CNE Honduras: señalamientos por nexos entre Zelaya y liberales

CNE Honduras: señalamientos por nexos entre Zelaya y liberales

En Honduras, la situación crítica dentro del Consejo Nacional Electoral (CNE) ha empeorado en las semanas recientes, en medio de una creciente división y falta de confianza en las instituciones. Este conflicto implica directamente a Manuel “Mel” Zelaya, líder del partido gobernante Libertad y Refundación (LIBRE), junto con importantes figuras del Partido Liberal. Esto ha generado sospechas sobre una posible alianza de conveniencia entre estos grupos, que trasciende el ámbito político.

Cambios en el CNE y signos de consenso político

La reciente renuncia de Ana Paola Hall, quien actuaba como consejera electoral por el Partido Liberal, señaló un momento crucial en la confrontación interna del CNE. Hall, conocida por su proximidad con el exmandatario Carlos Flores Facussé, emitió su voto junto con el consejero oficialista Marlon Ochoa, dejando a un lado a la presidenta del organismo, Cossette López, en el proceso de toma de decisiones. Esta medida fue interpretada como un componente de una táctica coordinada que, según se dice, fue previamente acordada entre sectores liberales y las fuerzas oficialistas.

El respaldo que dio Mel Zelaya a esta maniobra desde sus redes sociales, así como la posterior difusión del hecho por medios afines al oficialismo, ha reforzado la percepción de un acercamiento entre ambas fuerzas. Mario Segura, diputado liberal y figura con influencia interna, también ha reconocido públicamente su buena relación con Zelaya, alimentando la tesis de una coordinación política entre ambos partidos.

Vínculos económicos y cuestionamientos a la independencia liberal

Además del contexto electoral, la potencial coalición entre dirigentes de Libre y del Partido Liberal podría estar condicionada por intereses económicos comunes. Los nombres de Carlos Flores Facussé y Yani Rosenthal han sido frecuentes en los debates públicos y entre analistas, especialmente debido a su papel en garantizar el predominio liberal dentro del CNE y sus vínculos empresariales con el gobierno.

Uno de los temas que ha causado más debate es la alegada implicación de empresas asociadas a Rosenthal en la producción de boletas electorales, un elemento crucial en la organización de las elecciones de noviembre. Además, el reciente retorno judicial de propiedades a la familia Rosenthal ha sido visto por grupos opositores como consecuencia de un posible acuerdo político entre el Partido Liberal y Libre.

Este contexto ha cuestionado la independencia del liberalismo, tradicionalmente opuesto al oficialismo, y ha generado preocupaciones sobre las consecuencias que podría acarrear una coalición de este tipo para la pureza del proceso electoral.
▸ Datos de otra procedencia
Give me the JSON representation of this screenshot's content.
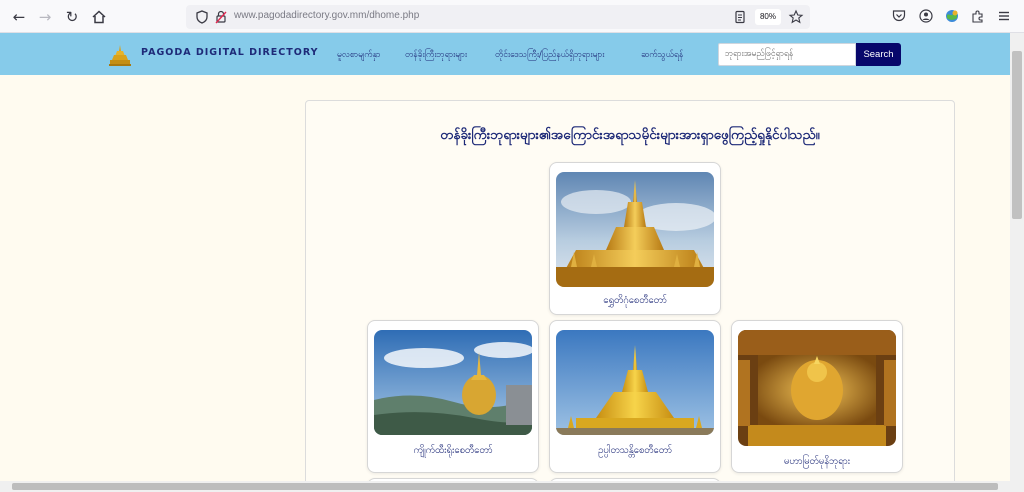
{
  "browser": {
    "url_domain": "www.pagodadirectory.gov.mm",
    "url_path": "/dhome.php",
    "zoom": "80%"
  },
  "site": {
    "title": "PAGODA DIGITAL DIRECTORY",
    "menu": [
      "မူလစာမျက်နှာ",
      "တန်ခိုးကြီးဘုရားများ",
      "တိုင်းဒေသကြီး/ပြည်နယ်ရှိဘုရားများ",
      "ဆက်သွယ်ရန်"
    ],
    "search_placeholder": "ဘုရားအမည်ဖြင့်ရှာရန်",
    "search_label": "Search"
  },
  "main": {
    "headline": "တန်ခိုးကြီးဘုရားများ၏အကြောင်းအရာသမိုင်းများအားရှာဖွေကြည့်ရှုနိုင်ပါသည်။",
    "cards": [
      {
        "label": "ရွှေတိဂုံစေတီတော်"
      },
      {
        "label": "ကျိုက်ထီးရိုးစေတီတော်"
      },
      {
        "label": "ဥပ္ပါတသန္တိစေတီတော်"
      },
      {
        "label": "မဟာမြတ်မုနိဘုရား"
      }
    ]
  },
  "colors": {
    "header_bg": "#86cbea",
    "brand_navy": "#1e2a78",
    "search_button": "#07076b",
    "page_bg": "#fffbf0"
  }
}
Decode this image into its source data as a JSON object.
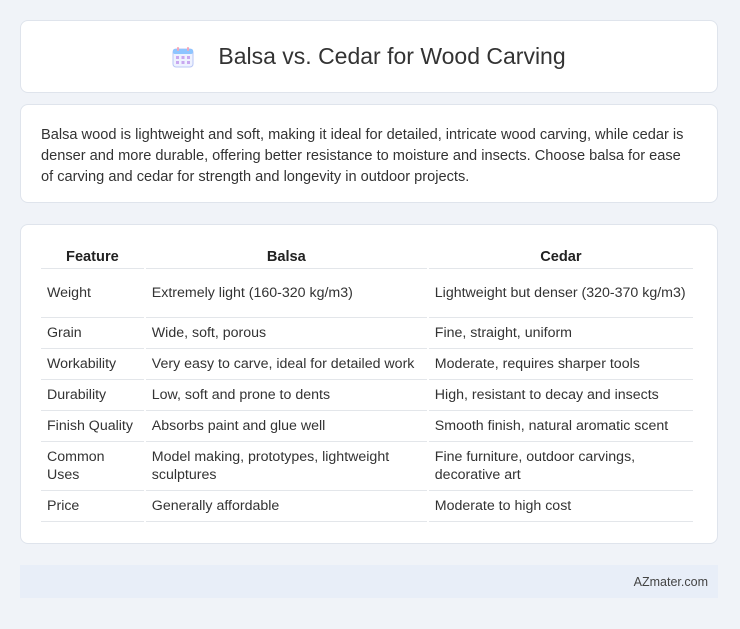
{
  "header": {
    "title": "Balsa vs. Cedar for Wood Carving",
    "icon": "calendar-icon",
    "icon_colors": [
      "#f4a7b9",
      "#8ec5ff",
      "#c8a8f0"
    ]
  },
  "summary": {
    "text": "Balsa wood is lightweight and soft, making it ideal for detailed, intricate wood carving, while cedar is denser and more durable, offering better resistance to moisture and insects. Choose balsa for ease of carving and cedar for strength and longevity in outdoor projects."
  },
  "table": {
    "headers": [
      "Feature",
      "Balsa",
      "Cedar"
    ],
    "rows": [
      [
        "Weight",
        "Extremely light (160-320 kg/m3)",
        "Lightweight but denser (320-370 kg/m3)"
      ],
      [
        "Grain",
        "Wide, soft, porous",
        "Fine, straight, uniform"
      ],
      [
        "Workability",
        "Very easy to carve, ideal for detailed work",
        "Moderate, requires sharper tools"
      ],
      [
        "Durability",
        "Low, soft and prone to dents",
        "High, resistant to decay and insects"
      ],
      [
        "Finish Quality",
        "Absorbs paint and glue well",
        "Smooth finish, natural aromatic scent"
      ],
      [
        "Common Uses",
        "Model making, prototypes, lightweight sculptures",
        "Fine furniture, outdoor carvings, decorative art"
      ],
      [
        "Price",
        "Generally affordable",
        "Moderate to high cost"
      ]
    ]
  },
  "footer": {
    "text": "AZmater.com"
  }
}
Advertencias sobre el impacto institucional

Organizaciones ciudadanas, actores políticos de oposición y observadores internacionales han expresado preocupación por las implicaciones que este panorama podría tener en la transparencia del proceso electoral. La posibilidad de que el CNE opere bajo pactos entre élites partidarias y económicas debilita su rol como garante neutral y eleva el riesgo de manipulación en los comicios.

La pérdida de la confianza institucional ocurre en un entorno donde ya hay desconfianza amplia hacia las instituciones estatales. La visible alineación de intereses entre el oficialismo y sectores convencionales del Partido Liberal intensifica esta percepción y genera dudas sobre el porvenir de la democracia representativa en la nación.

Un reto para el sistema electoral

La situación actual pone de manifiesto una institucionalidad débil, susceptible ante negociaciones de gran envergadura que no siempre atienden al interés del ciudadano. El rol del CNE como mediador electoral ha sido cuestionado, mientras que la polarización entre agrupaciones políticas tiende a fortalecer mecanismos de control mutuo más que a una supervisión independiente.

Con las votaciones generales acercándose, la transformación de estas coaliciones y su impacto en la apertura del proceso serán cruciales. En juego no está solo la validez de los resultados, sino también la habilidad del sistema político hondureño para mantener un nivel básico de confianza democrática.